Maybe if employers had facts about the illness, they might be more understanding/tolerant of people struggling with Lyme/TBD that are able to still work but need some concessions made so they can keep their job.
We probably need to educate teachers about TBD too, so that when a good student suddenly starts acting out and having issues, don’t just say ADD – and prescribe drugs – look for the missed underlying cause…
I was, and still am furious about the YEARS wasted by the doctors NOT EVEN TRYING to figure out what was wrong with me; always trying to push their friggin anti-depressants. Even when I had blatant symptoms that IN NO WAY could be attributed to depression!! (such as one eye-bulging , grayed vision and seizures).
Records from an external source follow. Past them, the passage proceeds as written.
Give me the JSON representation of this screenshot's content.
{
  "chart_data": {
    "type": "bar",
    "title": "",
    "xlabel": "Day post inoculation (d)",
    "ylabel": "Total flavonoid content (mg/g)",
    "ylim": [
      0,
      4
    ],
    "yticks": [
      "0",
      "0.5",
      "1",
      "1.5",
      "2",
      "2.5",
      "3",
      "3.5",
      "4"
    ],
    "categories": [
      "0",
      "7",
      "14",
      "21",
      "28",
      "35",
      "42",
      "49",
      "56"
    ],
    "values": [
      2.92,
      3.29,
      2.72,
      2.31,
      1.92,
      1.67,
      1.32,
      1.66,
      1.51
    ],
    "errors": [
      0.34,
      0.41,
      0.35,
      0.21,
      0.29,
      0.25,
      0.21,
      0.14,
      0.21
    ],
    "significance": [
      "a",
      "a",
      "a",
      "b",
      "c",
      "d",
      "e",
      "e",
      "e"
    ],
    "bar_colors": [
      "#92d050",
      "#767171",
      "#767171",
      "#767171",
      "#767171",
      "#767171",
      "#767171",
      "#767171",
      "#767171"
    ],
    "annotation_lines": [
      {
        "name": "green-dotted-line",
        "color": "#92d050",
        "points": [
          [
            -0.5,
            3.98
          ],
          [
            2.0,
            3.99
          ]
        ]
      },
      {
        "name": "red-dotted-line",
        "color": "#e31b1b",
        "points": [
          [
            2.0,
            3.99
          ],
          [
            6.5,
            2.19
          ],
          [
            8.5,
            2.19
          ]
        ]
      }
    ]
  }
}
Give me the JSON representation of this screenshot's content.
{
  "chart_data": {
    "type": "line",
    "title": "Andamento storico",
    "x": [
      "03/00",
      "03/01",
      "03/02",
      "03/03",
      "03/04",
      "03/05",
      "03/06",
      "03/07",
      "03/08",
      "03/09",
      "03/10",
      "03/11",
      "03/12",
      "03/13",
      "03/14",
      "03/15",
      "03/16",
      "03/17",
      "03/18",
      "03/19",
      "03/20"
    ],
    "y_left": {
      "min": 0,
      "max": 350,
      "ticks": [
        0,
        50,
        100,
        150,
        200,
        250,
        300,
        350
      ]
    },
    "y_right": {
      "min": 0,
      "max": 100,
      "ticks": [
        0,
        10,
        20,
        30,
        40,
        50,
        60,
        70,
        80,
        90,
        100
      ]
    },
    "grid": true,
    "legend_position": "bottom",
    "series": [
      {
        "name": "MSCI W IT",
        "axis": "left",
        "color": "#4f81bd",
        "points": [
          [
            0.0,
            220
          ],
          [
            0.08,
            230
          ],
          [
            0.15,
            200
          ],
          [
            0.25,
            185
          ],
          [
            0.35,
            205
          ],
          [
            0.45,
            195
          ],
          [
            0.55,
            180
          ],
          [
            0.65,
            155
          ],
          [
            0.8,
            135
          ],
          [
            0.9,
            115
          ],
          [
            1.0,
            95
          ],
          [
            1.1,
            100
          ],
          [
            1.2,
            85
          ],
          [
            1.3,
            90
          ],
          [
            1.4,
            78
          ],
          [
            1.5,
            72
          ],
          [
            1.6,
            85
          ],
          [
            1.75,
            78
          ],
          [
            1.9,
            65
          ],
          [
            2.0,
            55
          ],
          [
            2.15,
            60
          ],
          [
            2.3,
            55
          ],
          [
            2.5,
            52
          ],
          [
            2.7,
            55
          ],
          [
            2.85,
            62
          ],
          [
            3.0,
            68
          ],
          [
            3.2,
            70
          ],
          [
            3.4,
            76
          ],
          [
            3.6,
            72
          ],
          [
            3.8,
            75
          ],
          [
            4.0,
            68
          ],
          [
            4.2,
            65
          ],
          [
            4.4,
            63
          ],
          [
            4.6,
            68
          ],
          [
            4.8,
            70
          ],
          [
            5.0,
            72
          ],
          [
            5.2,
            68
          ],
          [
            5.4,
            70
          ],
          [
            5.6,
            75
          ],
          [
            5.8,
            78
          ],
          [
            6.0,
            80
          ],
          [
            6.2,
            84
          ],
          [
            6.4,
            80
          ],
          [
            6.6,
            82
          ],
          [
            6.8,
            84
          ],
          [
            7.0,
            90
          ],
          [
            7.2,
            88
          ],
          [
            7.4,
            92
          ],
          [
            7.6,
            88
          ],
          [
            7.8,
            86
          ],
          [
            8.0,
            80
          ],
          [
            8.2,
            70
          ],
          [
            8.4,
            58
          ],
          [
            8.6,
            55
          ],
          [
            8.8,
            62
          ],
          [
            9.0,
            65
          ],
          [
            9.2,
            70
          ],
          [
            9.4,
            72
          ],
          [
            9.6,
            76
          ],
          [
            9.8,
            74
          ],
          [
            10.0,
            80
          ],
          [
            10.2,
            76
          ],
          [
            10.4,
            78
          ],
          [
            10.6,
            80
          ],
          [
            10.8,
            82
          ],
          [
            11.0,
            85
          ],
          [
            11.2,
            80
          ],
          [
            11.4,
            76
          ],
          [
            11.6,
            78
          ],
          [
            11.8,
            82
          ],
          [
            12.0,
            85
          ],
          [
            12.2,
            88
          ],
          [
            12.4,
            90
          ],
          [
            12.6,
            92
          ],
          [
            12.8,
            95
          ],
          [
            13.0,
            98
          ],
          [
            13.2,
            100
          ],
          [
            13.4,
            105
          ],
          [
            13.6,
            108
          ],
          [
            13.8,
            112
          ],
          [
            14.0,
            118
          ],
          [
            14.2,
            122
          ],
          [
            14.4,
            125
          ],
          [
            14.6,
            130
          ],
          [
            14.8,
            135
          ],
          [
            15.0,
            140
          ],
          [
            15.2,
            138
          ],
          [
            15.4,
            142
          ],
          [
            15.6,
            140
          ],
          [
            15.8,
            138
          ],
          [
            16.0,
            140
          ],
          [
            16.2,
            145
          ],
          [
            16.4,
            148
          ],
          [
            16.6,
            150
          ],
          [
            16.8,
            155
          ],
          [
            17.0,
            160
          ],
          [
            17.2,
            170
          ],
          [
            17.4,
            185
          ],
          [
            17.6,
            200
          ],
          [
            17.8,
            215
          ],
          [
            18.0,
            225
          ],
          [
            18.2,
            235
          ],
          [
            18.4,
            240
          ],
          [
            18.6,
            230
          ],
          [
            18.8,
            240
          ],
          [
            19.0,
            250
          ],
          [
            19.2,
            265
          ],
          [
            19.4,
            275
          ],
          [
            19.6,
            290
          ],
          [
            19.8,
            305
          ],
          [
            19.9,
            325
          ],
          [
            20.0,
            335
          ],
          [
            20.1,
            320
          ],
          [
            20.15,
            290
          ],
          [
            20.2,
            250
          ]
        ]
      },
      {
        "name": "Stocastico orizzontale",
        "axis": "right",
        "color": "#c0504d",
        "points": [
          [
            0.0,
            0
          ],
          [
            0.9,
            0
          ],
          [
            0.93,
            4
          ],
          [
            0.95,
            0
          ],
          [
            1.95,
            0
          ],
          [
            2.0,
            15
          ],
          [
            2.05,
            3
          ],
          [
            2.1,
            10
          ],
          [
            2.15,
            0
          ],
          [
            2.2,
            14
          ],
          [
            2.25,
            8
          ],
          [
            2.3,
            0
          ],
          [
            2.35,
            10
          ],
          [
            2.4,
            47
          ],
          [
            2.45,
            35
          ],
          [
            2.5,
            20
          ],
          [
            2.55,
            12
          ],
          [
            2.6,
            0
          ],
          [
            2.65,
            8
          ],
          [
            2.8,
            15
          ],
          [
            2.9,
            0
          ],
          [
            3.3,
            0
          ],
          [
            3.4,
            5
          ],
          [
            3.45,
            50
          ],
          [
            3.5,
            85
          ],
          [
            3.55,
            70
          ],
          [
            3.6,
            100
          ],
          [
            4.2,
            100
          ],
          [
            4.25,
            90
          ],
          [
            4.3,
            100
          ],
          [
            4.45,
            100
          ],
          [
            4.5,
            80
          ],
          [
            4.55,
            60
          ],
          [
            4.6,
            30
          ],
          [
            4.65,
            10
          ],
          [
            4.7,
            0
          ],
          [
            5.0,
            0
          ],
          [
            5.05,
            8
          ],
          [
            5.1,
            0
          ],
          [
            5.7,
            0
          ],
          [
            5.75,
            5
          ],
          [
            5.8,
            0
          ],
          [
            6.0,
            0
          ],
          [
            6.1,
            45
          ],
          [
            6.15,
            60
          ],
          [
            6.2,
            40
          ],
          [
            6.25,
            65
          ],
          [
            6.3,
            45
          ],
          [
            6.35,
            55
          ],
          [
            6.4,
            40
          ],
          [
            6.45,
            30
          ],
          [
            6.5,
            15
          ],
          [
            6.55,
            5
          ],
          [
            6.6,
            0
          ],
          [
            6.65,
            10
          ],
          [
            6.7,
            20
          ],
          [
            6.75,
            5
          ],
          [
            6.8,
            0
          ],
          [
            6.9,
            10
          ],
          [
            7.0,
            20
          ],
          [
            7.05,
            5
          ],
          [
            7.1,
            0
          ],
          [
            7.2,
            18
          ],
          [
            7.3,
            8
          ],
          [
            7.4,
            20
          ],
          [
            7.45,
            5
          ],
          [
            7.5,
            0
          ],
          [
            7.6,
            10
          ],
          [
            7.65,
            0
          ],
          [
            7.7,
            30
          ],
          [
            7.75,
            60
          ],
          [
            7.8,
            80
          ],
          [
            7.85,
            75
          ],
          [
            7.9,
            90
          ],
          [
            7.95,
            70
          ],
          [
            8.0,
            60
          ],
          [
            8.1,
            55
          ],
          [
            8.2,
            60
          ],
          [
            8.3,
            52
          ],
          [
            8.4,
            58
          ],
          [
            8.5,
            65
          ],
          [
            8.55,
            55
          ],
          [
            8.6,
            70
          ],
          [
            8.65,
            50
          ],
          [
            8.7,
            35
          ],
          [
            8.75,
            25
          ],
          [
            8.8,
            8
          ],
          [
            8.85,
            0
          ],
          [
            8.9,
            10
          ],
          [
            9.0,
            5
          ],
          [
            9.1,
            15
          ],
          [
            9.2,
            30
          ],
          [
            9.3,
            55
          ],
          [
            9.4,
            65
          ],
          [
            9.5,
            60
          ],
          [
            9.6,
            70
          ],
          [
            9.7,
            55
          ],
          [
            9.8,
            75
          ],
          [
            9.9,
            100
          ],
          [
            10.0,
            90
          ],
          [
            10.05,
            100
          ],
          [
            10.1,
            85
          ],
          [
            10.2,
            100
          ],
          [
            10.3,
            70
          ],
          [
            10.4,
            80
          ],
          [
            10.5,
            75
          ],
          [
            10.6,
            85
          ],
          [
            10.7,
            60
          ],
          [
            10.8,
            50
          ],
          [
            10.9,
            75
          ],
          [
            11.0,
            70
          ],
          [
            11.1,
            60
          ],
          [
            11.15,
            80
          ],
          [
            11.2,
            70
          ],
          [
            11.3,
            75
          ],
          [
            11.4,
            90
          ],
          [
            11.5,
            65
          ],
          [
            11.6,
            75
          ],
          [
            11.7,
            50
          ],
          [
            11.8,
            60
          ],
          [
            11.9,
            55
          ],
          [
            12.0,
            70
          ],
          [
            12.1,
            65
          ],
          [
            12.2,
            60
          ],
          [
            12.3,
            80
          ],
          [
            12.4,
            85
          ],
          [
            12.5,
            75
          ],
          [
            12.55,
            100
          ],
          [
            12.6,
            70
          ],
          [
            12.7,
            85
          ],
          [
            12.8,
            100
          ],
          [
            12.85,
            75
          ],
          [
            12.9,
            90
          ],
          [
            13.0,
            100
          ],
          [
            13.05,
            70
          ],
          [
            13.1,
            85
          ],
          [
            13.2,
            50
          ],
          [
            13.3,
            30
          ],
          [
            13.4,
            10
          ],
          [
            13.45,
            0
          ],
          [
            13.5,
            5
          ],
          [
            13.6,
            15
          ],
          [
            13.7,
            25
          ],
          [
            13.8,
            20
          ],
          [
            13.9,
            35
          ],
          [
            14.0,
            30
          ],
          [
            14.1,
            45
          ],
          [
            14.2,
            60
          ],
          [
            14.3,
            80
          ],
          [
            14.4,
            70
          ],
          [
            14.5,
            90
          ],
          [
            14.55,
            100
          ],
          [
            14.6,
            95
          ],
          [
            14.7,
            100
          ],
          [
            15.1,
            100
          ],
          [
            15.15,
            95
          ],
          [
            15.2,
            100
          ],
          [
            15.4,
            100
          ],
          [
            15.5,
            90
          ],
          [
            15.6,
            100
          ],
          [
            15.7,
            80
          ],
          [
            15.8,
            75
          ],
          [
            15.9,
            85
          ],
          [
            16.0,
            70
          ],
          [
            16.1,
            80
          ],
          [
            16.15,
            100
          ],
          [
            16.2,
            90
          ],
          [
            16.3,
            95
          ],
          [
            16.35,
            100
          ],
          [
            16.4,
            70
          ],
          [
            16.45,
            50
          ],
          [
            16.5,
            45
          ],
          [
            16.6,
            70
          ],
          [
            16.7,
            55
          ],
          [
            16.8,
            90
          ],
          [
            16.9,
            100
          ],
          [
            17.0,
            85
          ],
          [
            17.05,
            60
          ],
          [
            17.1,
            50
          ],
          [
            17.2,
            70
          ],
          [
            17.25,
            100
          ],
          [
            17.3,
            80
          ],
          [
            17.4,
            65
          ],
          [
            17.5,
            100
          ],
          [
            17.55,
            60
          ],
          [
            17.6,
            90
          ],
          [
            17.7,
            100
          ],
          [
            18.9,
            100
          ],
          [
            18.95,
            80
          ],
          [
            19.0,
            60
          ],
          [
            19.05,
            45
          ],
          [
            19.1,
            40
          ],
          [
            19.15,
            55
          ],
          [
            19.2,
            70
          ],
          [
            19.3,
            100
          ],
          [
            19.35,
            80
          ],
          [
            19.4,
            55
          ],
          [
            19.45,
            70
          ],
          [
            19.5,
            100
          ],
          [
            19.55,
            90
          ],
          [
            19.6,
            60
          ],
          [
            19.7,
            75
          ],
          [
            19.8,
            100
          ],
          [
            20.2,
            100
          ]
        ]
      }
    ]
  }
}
Finally after a confirmed Lyme & Bart lab test (lucky me) and several years of treatment (but still sick ) I gave up and said, “well could I try Cymbalta for this constant muscle pain and over-reactive nerve pain?” Doc said, “well we need to rule out there isn’t a physical reason for those symptoms – like diabetes.” After years of trying to push the drugs, NOW they refuse?! I went home and nearly broke my hands pounding on the wall in frustration.
Now we need for Medicare, Medicaid and other health insurance to PAY for our medical treatment! Maybe our federal elected officials will do something?! Hang in there “A”. We are ALL frustrated!!
This is such encouraging news! Pray that it passes!